February 19, 2020: In the southeast, across the border in Chad, local troops repelled an effort by Libya based CCMSR Chad rebels seeking to establish themselves in the Tibesti area, where there is lots of illegal gold mining and not much law enforcement. The CCMSR attacked a local army base but the troops got reinforcements and routed the rebels, killing over thirty of them. The survivors fled back into Libya.

February 18, 2020: The GNA canceled UN hosted peace talks because the LNA shelled the Tripoli port area. This artillery fire was aimed at a Turkish cargo ship that had just arrived with weapons and ammunition for GNA and Turkish forces.

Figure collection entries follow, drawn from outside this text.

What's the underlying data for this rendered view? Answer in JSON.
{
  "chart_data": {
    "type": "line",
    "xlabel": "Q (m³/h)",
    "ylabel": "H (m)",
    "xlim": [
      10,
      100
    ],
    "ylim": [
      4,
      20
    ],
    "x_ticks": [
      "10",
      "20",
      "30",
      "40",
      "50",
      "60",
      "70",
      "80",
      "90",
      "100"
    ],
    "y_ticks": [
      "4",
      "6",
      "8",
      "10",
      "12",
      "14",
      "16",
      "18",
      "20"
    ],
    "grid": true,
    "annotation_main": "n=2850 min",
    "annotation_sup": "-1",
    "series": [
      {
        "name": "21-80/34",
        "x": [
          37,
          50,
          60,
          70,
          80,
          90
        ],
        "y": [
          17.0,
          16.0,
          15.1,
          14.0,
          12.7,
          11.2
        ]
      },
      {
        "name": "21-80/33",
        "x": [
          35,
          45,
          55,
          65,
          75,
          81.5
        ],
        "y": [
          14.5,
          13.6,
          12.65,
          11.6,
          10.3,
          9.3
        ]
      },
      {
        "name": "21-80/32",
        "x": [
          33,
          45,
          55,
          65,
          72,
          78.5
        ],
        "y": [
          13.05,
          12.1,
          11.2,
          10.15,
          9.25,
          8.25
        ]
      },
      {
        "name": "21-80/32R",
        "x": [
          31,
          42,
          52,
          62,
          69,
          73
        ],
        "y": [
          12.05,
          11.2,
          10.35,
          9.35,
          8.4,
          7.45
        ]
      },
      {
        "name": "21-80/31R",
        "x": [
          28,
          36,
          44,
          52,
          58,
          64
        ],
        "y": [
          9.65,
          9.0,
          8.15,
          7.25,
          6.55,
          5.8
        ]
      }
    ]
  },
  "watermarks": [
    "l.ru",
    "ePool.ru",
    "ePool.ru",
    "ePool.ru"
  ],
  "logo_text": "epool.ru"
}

February 17, 2020: The GNA leader admitted that Turkey had brought in Syrian mercenaries to bolster the demoralized GNA militia fighters. It was feared that the Turkish mercs were from Syrian Islamic terror groups Turkey tolerates. That was apparently not the case. While Turkey, like the GNA, is tolerant of Islamic militias the Turks prefer to hire secular Syrians as mercenaries. Turkey does regularly support “cooperative” Islamic terrorist groups but does than trust them as mercenaries. The mercs sent to Libya to reinforce the defense of Tripoli. Instead, Turkey consisted of about 2,000 trusted members of its FSA (Free Syrian Army) mercenary force. For several years the FSA has been doing most of the fighting for the Turks in Syria, in return for good pay and eventual Turkish citizenship. Some of these Turkish mercenaries in Libya already received their citizenship, plus about $2,000 a month for serving in Libya plus a large payout to next of kin if they are killed. When foreign journalists managed to interview some of these FSA men, they admitted they were in Libya for the money and assurances by the Turks that the opposition they would face in Libya would be less dangerous than the Kurds they had been fighting in Syria.

February 9, 2020: In Ethiopia, the leaders of Algeria and Egypt met, while attending an African Summit, met to discuss their mutual concerns with Islamic terrorism and the continued fighting in Libya. It was agreed that the two nations would share more intelligence on terrorism but did not agree on how to deal with the Turkish military intervention in Libya. Algeria is on good terms with the Turks, Egypt is not.

February 7, 2020: In Italy (Genoa), port officials seized a cargo ship and found it to be transporting Turkish weapons to Libya.

February 6, 2020: The Turks are seen to be using their Libyan intervention as a key component in a scheme to block Greece from exploiting offshore natural gas fields which, according to international law, Greece is entitled to. The Turks signed a treaty with the LNA in late 2019 in which Libya and Turkey agree to claim and exploit offshore oil and gas discoveries in the waters between Libya and Turkey. Even the UN opposes this deal because it violates numerous treaties that have established rules for how this division of offshore resources is done. The GNA-Turkey deal is similar to the claims China is making in the South China Sea. Greece refuses to negotiate with the Turks over this and is instead appealing to the UN and international tribunals that handle such disputes. The Chinese was tried this way over its South China Sea claims and ignored the ruling that upheld accusations that China was acting illegally. Turkey is no China and does now have the means to enforce its claims and the Greeks (and many Turks) know it.